Even though she could not be selective according to her tastes and preferences, her presence increased on big and small screens thanks to spontaneous performances in films, ranging from roles as a mother having an affair in the drama film "A Good Lawyer's Wife" and to the insatiable mistress of a wealthy family in "The Taste of Money."
Since she decided to live in extravagance a few years ago, Youn has devoted herself to projects that touched her, regardless of their size, what kind of roles they offered or how much they paid her.
Three projects -- "Lucky Chan-sil," "Beasts Clawing at Straws" and "Minari" -- that she chose in recent years were the highlight of her extravagance.
In the indie romantic drama "Lucky Chan-sil," written and directed by Kim Cho-hee, Youn played an illiterate elderly landlady.
She said she participated in the 200 million won (US$180,000) project without pay as she sympathized with the up-and-coming director, who was trying to make her feature film debut with "Lucky Chan-sil."
"I got a call from the director, who pleaded with me to take the role as nobody wanted to do it," she said in an online conversation with "Parasite" director Bong Joon-ho. "I couldn't turn down her request."
Before going into the crime thriller "Beasts," the directorial debut of Kim Yong-hoon, Youn said she wanted to say no to the director because she knew how hard it would be to work with a first-time filmmaker.
But she accepted the offer as she liked the screenplay, based on the namesake Japanese novel, and the director at the same time.
On top of that, the new extravagant approach led her to the immigrant film "Minari," written and directed by Korean American Lee Isaac Chung based on his childhood memory.
She said she felt "authentic" when reading first few pages of the screenplay, which was first written in English, named after a Korean vegetable that thrives in hostile ground.
Then, she called one of her friends who gave her the scenario and said she would join the project made by Korean American filmmakers including Chung, producer Christina Oh and actor Steven Yeun.
She said she soon fell in love with the crew behind the $2 million project by U.S. production Plan B and did not hesitate to fly to the United States for a five-week shoot in Oklahoma in the middle of July.
"I decided to do "Minari" because of the people I like and the screenplay," she said. "But it was a hard task. It was a tight-budget indie film and everything was challenging due to the hot weather in Oklahoma."
There, she acted the role of the foulmouthed, livewire grandmother Soon-ja in the film about a Korean immigrant family settling in rural Arkansas.

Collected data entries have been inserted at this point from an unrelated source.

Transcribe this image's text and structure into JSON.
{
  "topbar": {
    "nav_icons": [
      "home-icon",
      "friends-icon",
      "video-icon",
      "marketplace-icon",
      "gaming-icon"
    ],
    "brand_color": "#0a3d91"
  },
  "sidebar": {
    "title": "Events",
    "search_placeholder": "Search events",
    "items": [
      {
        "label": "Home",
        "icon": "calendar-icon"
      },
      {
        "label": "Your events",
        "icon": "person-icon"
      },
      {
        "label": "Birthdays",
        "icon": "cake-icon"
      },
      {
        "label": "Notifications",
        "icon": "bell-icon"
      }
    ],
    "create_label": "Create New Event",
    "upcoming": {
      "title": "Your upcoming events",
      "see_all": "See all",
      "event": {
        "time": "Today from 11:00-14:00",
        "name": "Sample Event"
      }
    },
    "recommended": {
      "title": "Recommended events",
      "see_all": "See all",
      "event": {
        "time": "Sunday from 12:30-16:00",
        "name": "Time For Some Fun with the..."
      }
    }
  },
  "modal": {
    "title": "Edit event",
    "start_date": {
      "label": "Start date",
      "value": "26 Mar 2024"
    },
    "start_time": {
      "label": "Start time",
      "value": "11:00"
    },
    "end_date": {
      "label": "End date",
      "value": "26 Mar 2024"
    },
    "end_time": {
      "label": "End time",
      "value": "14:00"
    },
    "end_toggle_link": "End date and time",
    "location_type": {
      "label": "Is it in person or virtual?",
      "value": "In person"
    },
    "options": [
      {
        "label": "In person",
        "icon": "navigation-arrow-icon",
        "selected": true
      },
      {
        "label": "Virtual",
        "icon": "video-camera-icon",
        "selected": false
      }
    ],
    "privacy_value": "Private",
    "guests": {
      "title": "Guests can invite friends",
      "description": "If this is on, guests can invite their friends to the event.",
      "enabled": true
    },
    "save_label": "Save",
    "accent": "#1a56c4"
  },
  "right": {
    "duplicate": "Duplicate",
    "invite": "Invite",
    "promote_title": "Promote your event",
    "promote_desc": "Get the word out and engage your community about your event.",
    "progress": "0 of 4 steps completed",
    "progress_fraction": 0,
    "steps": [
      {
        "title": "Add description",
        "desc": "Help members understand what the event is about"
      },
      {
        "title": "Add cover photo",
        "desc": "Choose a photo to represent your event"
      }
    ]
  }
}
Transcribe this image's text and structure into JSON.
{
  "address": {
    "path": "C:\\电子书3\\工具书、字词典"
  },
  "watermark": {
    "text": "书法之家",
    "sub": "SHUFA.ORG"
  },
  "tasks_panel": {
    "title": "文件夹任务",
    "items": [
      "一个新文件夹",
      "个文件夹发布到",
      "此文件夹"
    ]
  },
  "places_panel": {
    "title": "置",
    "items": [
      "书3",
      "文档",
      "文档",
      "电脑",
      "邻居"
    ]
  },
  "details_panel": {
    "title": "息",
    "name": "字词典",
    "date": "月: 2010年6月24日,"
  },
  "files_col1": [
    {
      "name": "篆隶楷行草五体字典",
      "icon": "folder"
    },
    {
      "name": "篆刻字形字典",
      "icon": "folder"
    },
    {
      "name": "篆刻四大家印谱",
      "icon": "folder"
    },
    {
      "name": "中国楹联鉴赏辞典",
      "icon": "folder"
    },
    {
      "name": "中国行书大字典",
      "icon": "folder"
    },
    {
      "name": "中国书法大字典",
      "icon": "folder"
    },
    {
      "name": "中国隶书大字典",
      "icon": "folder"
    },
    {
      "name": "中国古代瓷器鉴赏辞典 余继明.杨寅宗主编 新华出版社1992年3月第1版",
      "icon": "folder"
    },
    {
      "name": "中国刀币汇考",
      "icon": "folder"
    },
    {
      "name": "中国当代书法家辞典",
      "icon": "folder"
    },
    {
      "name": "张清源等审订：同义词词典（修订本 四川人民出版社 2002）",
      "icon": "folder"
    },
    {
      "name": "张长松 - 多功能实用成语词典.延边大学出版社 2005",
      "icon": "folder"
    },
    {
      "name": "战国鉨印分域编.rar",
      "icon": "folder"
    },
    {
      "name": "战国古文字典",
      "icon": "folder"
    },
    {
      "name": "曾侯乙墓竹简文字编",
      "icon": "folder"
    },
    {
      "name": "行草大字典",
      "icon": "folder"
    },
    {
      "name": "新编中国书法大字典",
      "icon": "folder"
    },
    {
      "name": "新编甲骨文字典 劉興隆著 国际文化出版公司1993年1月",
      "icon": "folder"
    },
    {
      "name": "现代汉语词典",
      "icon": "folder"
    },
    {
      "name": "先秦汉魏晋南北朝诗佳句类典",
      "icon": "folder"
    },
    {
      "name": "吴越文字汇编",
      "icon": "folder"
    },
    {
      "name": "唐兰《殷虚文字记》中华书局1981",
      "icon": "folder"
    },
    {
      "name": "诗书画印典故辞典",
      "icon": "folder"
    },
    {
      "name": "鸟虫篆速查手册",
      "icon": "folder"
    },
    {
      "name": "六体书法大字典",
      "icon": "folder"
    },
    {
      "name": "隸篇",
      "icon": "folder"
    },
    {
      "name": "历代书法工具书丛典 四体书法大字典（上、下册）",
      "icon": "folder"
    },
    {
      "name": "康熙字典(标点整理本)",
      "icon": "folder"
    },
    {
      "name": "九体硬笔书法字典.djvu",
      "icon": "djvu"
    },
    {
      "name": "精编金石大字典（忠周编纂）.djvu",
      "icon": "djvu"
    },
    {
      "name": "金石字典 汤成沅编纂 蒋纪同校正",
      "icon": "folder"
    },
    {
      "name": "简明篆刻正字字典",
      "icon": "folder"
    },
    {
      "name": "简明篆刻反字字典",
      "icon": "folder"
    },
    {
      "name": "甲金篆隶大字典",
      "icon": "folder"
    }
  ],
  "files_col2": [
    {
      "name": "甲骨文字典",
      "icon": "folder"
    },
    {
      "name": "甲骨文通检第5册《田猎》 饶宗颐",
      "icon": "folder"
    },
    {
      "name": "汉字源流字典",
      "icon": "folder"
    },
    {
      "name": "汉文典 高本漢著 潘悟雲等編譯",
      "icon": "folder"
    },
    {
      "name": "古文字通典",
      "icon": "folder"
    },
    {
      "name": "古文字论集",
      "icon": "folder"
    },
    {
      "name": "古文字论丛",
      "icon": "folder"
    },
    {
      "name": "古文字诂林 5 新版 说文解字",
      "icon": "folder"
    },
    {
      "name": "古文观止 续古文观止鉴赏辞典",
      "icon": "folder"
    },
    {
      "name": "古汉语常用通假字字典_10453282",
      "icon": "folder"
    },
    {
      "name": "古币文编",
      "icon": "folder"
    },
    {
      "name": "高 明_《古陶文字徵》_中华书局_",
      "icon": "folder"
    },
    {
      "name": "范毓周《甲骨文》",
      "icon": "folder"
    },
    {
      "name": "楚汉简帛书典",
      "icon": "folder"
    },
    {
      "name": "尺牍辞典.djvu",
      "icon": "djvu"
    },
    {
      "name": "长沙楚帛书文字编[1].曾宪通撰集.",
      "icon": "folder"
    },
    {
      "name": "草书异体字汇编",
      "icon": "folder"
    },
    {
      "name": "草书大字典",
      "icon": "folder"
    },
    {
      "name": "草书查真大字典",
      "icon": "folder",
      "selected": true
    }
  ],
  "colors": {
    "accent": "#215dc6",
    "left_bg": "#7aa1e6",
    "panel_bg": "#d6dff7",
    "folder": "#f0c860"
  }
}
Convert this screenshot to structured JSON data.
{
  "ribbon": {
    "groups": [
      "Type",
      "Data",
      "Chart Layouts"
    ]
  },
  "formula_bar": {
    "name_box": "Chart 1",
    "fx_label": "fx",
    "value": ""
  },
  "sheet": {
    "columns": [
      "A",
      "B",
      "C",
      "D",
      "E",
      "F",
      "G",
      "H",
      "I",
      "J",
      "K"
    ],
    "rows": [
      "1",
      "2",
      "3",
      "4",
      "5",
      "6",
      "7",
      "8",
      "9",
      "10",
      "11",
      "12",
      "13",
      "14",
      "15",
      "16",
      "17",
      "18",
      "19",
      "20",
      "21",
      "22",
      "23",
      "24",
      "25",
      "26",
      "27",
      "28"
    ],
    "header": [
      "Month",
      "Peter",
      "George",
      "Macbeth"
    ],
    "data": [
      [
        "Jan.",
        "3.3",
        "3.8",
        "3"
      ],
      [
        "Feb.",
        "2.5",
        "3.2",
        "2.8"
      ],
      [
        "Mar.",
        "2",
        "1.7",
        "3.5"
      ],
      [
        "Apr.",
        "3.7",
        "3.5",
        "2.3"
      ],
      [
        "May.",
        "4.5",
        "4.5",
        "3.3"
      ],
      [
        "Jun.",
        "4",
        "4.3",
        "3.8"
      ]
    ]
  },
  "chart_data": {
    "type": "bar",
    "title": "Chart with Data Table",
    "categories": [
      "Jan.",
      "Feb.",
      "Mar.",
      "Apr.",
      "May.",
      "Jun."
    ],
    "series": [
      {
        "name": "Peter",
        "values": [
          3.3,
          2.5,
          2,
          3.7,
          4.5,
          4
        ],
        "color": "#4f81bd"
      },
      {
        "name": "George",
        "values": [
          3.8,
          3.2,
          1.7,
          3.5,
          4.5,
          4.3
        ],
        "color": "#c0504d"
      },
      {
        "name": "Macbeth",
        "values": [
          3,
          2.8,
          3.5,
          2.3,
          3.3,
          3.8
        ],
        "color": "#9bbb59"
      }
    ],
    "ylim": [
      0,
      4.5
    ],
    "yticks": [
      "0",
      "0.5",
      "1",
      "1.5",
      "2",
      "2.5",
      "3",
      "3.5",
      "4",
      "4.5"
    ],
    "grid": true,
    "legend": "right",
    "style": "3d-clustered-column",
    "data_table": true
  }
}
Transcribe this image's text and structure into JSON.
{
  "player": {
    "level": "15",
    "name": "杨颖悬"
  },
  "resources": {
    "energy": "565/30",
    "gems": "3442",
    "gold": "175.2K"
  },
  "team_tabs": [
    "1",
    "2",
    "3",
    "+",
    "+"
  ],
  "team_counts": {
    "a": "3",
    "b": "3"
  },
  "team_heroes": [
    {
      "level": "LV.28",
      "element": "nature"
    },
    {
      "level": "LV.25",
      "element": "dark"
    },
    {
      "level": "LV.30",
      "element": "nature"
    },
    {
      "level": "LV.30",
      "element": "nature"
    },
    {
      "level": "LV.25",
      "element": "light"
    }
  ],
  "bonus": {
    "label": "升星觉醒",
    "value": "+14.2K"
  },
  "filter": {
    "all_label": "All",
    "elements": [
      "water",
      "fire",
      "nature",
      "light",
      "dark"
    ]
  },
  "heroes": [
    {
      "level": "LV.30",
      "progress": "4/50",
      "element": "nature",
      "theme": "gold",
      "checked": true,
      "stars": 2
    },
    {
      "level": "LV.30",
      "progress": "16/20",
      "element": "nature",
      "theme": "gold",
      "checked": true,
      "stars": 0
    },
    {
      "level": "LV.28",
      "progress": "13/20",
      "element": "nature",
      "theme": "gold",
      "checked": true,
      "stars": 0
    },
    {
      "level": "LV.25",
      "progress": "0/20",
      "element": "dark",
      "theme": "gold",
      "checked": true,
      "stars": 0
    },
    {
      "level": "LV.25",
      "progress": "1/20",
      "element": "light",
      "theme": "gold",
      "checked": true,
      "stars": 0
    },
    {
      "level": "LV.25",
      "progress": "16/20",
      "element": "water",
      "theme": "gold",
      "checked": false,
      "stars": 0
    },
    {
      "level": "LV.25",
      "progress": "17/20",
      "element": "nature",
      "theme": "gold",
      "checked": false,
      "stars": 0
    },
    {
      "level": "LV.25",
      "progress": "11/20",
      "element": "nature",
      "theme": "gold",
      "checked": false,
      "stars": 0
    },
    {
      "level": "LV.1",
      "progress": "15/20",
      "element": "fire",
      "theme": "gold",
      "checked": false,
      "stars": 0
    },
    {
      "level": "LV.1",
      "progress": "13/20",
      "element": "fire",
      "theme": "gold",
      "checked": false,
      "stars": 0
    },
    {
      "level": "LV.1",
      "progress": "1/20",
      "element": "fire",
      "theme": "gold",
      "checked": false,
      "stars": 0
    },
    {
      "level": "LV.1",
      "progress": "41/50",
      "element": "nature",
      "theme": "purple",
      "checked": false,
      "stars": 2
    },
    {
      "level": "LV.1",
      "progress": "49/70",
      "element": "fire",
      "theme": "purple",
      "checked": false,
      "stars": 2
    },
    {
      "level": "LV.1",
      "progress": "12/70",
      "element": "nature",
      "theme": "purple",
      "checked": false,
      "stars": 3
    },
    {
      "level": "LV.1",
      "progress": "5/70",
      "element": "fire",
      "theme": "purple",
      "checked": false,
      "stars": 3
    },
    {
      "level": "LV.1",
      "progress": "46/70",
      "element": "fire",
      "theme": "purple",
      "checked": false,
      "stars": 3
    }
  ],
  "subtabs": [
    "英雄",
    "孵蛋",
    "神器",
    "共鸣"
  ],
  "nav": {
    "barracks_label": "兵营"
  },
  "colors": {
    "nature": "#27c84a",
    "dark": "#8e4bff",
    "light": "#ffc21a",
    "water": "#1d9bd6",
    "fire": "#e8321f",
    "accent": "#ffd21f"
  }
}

The film focuses in many ways on the delicate dynamic between she and her America-born grandson David, that provides many of the movie's laughs and emotions.
Soon-ja is not a typical grandmother who cooks and bakes for her grandchildren, but Youn created a unique grandmother character who often swears while watching wrestling and playing cards.
The project brought her the Oscar's best supporting actress award, that she never imagined when she was struggling in the scorching heat in the U.S.